Os anos de ouro do Anzhi foram curtos e Shatov esteve entre os que saíram no verão de 2013. O Zenit foi rápido a agir e o seu crescimento desde aí tem sido meteórico. A Rússia tem muitos jogadores talentosos, mas poucos tão dedicados como Shatov, um verdadeiro profissional, que treina adequadamente e tem cuidados fora do relvado.

Ainda assim, não significa que não tenha passado por polémicas. Shatov não gosta de dar entrevistas e a sua falta de experiência ficou à vista recentemente quando, numa delas, falou de mais.

«Todos acham que os futebolistas estão estragados pelo dinheiro. O trabalho de um futebolista é duro. Mais duro do que um jornalista e mais duro do que muitas outras profissões. Treinamos todos os dias por três ou quatro horas e não sei a que comparar isto – talvez só a operários numa fábrica. Talvez só aí se encontrem pessoas mais desgastadas pelo trabalho do que nós», afirmou.
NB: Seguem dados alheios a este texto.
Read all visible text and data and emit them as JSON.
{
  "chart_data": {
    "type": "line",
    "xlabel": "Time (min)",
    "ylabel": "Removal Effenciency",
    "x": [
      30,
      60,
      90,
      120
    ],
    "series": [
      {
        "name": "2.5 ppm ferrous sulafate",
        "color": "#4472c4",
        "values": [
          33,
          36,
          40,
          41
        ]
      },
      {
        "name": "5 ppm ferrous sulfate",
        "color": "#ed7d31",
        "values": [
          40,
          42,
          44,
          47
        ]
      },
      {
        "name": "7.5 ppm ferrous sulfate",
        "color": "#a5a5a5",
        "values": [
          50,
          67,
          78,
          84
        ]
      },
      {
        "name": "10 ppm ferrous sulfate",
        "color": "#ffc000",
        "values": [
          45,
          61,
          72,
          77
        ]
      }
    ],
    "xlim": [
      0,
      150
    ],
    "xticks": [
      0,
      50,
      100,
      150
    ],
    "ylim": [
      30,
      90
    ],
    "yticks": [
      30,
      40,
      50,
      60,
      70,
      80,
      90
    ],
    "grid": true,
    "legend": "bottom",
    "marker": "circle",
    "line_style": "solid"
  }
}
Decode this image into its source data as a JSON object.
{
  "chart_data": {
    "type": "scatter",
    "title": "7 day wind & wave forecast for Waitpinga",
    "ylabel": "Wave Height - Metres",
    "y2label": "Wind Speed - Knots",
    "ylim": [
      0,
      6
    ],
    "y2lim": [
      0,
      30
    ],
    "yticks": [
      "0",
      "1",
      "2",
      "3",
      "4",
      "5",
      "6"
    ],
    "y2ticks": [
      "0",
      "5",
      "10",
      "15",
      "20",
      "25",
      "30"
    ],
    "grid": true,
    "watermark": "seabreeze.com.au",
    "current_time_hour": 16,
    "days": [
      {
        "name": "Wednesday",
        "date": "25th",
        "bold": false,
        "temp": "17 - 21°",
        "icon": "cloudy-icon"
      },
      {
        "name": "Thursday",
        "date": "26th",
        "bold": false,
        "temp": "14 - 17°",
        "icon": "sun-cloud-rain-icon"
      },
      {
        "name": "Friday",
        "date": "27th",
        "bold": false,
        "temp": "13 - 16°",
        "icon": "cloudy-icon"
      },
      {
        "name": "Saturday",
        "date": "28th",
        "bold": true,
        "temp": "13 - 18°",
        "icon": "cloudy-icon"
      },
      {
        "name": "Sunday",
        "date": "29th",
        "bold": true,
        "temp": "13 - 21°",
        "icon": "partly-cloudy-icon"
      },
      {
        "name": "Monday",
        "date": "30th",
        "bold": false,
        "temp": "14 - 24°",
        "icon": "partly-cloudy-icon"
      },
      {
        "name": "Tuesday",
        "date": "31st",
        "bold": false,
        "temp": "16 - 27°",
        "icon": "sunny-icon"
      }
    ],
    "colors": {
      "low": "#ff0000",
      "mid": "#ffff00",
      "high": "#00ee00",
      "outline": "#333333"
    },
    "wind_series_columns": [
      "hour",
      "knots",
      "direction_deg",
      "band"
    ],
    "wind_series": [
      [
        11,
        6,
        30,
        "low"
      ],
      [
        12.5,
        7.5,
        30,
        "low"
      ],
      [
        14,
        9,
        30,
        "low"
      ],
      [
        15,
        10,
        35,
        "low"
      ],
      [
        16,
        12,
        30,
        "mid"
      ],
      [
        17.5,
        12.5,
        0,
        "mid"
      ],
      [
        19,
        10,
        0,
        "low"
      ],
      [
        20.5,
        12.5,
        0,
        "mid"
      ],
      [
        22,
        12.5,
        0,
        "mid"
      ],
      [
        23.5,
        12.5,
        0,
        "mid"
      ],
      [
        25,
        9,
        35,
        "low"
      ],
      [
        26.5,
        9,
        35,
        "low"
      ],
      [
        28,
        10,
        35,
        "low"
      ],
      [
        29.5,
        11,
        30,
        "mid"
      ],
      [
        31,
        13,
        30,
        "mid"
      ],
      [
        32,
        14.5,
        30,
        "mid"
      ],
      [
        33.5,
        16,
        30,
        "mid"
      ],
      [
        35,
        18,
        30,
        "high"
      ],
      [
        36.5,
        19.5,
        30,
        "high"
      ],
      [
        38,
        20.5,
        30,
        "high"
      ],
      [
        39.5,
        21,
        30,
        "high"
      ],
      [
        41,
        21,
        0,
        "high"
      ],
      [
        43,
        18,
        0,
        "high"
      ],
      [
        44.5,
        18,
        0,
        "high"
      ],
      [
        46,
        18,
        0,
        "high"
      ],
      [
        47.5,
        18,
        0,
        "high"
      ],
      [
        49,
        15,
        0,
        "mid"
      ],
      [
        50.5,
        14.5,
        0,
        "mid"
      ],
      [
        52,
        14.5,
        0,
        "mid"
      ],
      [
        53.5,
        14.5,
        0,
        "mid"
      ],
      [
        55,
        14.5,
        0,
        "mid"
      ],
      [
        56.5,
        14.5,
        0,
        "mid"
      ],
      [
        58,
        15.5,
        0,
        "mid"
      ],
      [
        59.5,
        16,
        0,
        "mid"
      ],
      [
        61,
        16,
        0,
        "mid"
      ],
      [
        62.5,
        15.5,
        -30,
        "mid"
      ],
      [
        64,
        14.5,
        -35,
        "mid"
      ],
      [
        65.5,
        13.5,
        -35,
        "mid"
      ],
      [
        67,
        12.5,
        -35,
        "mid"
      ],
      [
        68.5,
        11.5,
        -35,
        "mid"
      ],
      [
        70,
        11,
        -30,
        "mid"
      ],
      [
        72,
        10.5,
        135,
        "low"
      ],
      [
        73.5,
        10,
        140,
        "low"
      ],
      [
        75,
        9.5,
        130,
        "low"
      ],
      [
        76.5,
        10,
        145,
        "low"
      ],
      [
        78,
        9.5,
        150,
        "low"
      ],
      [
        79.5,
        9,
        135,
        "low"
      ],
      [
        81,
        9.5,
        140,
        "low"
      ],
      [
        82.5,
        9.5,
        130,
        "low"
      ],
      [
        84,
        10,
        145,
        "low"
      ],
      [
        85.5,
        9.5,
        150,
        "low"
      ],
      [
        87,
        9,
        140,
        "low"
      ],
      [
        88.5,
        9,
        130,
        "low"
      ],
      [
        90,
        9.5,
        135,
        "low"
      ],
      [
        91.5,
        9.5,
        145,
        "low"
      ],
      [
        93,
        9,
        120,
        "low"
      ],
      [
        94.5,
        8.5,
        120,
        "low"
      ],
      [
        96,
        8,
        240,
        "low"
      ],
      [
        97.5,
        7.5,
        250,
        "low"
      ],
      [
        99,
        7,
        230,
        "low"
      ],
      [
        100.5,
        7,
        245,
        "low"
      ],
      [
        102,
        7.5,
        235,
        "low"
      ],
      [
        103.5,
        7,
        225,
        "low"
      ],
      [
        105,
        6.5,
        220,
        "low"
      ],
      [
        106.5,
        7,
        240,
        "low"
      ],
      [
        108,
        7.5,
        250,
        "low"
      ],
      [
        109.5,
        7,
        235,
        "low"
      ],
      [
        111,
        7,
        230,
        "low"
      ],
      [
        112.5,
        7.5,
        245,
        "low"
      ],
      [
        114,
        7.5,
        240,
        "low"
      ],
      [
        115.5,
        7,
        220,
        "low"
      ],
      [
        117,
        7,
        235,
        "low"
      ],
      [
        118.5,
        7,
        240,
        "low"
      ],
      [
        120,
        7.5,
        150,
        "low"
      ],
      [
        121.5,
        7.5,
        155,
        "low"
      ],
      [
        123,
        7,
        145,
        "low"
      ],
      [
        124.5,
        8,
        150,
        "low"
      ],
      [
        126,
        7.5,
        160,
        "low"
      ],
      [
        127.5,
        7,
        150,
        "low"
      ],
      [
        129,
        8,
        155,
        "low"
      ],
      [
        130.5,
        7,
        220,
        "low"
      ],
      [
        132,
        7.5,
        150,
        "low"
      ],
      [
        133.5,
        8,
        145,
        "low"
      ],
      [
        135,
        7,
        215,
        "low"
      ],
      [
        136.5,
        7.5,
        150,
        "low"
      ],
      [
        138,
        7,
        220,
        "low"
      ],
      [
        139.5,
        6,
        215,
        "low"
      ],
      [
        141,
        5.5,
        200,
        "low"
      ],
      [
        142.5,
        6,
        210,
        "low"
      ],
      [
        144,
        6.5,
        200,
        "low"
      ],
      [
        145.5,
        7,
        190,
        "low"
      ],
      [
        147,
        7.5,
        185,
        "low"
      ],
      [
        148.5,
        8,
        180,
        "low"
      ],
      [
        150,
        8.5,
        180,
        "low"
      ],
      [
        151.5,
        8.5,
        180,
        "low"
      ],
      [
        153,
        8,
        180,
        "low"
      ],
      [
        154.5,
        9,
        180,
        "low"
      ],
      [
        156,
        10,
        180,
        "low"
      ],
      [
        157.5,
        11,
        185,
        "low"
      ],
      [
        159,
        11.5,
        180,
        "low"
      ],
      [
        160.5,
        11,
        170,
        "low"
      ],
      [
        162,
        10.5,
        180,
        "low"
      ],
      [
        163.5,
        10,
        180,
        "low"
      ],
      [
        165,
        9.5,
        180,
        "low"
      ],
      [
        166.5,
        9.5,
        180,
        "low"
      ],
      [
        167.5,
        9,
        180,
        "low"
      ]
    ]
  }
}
Isto gerou polémica, mas, apesar de tudo, Shatov é bom rapaz. Soube-se recentemente que vai gastar 15 milhões de rublos num campo de futebol novo em Nizhny Tagil, onde quer abrir uma escola de futebol.

Um dos amigos de Shatov no Zenit é o defesa Igor Smolnikov. As suas esposas são próximas e, há seis meses, lançaram juntas um projeto solidário para ajudar crianças doentes. A 18 de outubro de 2015 realizaram o primeiro leilão de caridade, em S. Petersburgo, conseguindo mais de 15 mil rublos.

Está claro que, mais do que um sonhador, Shatov é um trabalhador. Um personagem com os pés assentes no chão que nunca irá negar as suas raízes. «Vamos deixar que os sonhos sejam apenas sonhos», disse, quando questionado se já se tinha imaginado a jogar o grande Clássico espanhol pela equipa que ele apoia, o Real Madrid, no futuro.

«Prefiro definir objetivos em vez de sonhar. Sei que, um dia, vou voltar a vestir a camisola do Ural, prometi isso a mim próprio. Ural é a minha segunda casa. Cresci lá, como pessoa e como futebolista.»